OlafenwaMoses / ImageAI

A python library built to empower developers to build applications and systems with self-contained Computer Vision capabilities
https://www.genxr.co/#products
MIT License
8.48k stars 2.18k forks source link

Issues while using GPU. Loss = nan #742

Open JuICe1352 opened 2 years ago

JuICe1352 commented 2 years ago

Hello, I'm trying to train an Image-Detection mode. The training works fine on the CPU but is extremely slow. If I try to run it on the GPU the loss stays at nan for the entire duration no model is saved. The GPU also does not see use in the Taskmanager.

I'm running Windows 11 with a 3080 Laptop GPU.

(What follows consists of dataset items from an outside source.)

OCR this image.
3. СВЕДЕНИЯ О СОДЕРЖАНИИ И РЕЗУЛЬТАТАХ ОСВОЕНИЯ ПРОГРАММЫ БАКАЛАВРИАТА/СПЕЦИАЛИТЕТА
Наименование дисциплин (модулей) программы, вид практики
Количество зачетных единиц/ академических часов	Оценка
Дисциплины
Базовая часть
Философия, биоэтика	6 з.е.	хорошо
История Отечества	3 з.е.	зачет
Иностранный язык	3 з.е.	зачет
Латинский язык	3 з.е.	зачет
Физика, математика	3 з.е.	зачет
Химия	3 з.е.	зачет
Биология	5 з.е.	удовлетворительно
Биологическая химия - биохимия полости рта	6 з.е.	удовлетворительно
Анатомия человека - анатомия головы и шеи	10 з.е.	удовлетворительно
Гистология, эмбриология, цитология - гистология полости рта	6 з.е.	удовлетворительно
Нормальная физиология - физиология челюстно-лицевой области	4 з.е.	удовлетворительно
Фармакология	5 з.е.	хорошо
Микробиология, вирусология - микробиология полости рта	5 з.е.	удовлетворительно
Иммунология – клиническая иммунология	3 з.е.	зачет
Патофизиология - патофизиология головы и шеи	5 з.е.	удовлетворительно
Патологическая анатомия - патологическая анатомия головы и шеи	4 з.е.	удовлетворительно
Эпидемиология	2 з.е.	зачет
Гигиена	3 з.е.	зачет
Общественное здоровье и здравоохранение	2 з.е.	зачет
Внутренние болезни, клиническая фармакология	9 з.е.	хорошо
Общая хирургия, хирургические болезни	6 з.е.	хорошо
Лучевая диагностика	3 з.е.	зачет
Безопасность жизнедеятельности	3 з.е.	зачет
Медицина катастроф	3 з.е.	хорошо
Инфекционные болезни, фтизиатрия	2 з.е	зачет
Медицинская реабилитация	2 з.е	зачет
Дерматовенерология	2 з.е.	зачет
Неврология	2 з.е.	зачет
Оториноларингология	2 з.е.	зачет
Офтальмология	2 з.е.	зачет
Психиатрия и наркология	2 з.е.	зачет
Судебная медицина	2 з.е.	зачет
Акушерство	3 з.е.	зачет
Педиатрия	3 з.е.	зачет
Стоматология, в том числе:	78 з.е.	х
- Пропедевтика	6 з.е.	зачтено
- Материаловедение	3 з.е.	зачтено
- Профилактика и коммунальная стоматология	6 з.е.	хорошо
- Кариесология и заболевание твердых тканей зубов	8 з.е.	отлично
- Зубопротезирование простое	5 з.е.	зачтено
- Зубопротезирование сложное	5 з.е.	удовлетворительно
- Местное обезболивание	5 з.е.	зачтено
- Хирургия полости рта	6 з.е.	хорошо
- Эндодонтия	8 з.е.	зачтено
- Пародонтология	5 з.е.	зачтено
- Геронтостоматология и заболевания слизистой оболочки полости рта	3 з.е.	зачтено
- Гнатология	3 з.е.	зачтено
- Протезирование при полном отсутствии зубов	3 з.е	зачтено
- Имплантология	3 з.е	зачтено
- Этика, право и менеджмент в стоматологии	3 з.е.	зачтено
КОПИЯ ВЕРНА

Ive got tensorflow-gpu = 1.13.1, imageai = 2.1.5, keras = 2.3.1, cudnn = 7.6.5 and cudatoolkit= 10.0.130 as well as the other dependencys for imageai installed.

My code looks like this:

trainer = DetectionModelTrainer()
trainer.setModelTypeAsYOLOv3()
trainer.setDataDirectory(data_directory='HardHatImages_Det')
trainer.setTrainConfig(object_names_array=['person hardhat'],
                        batch_size=4,
                        num_experiments=20,
                        train_from_pretrained_model='Models\yolo.h5')
trainer.trainModel()

And the output like this:

Generating anchor boxes for training images and annotation...
Average IOU for 9 anchors: 0.76
Anchor Boxes generated.
Detection configuration saved in  HardHatImages_Det\json\detection_config.json
Training on:    ['person hardhat']
Training with Batch Size:  4
Number of Experiments:  20
WARNING:tensorflow:From [C:\Users\---\anaconda3\envs\ImageAIv3\lib\site-packages\tensorflow\python\ops\resource_variable_ops.py:435](): colocate_with (from tensorflow.python.framework.ops) is deprecated and will be removed in a future version.
Instructions for updating:
Colocations handled automatically by placer.
WARNING:tensorflow:From [C:\Users\---\anaconda3\envs\ImageAIv3\lib\site-packages\imageai\Detection\Custom\yolo.py:24](): to_float (from tensorflow.python.ops.math_ops) is deprecated and will be removed in a future version.
Instructions for updating:
Use tf.cast instead.
Training with transfer learning from pretrained Model
[C:\Users\---\anaconda3\envs\ImageAIv3\lib\site-packages\keras\callbacks\callbacks.py:998](): UserWarning: `epsilon` argument is deprecated and will be removed, use `min_delta` instead.
  warnings.warn('`epsilon` argument is deprecated and '
WARNING:tensorflow:From [C:\Users\---\anaconda3\envs\ImageAIv3\lib\site-packages\tensorflow\python\ops\math_ops.py:3066](): to_int32 (from tensorflow.python.ops.math_ops) is deprecated and will be removed in a future version.
Instructions for updating:
Use tf.cast instead.
Epoch 1/20
944/944 [==============================] - 1512s 2s/step - loss: nan - yolo_layer_1_loss: nan - yolo_layer_2_loss: nan - yolo_layer_3_loss: nan - val_loss: nan - val_yolo_layer_1_loss: nan - val_yolo_layer_2_loss: nan - val_yolo_layer_3_loss: nan
Epoch 2/20
425/944 [============>.................] - ETA: 3:53 - loss: nan - yolo_layer_1_loss: nan - yolo_layer_2_loss: nan - yolo_layer_3_loss: nan

I hope someone can help me. I've tried quite a bit of stuff by not but I'm not that experienced with python so I could be missing something obvious.

Thanks in advanced Juice

EDIT: Quick addition: It stays at Epoch 1/20 for a solid 15-20min till the bar below appears and it starts doing something. In this time the CPU occasionally works a bit and the RAM stays at a consistent but quite full level. I don't know whether that's normal but I just wanted to add it.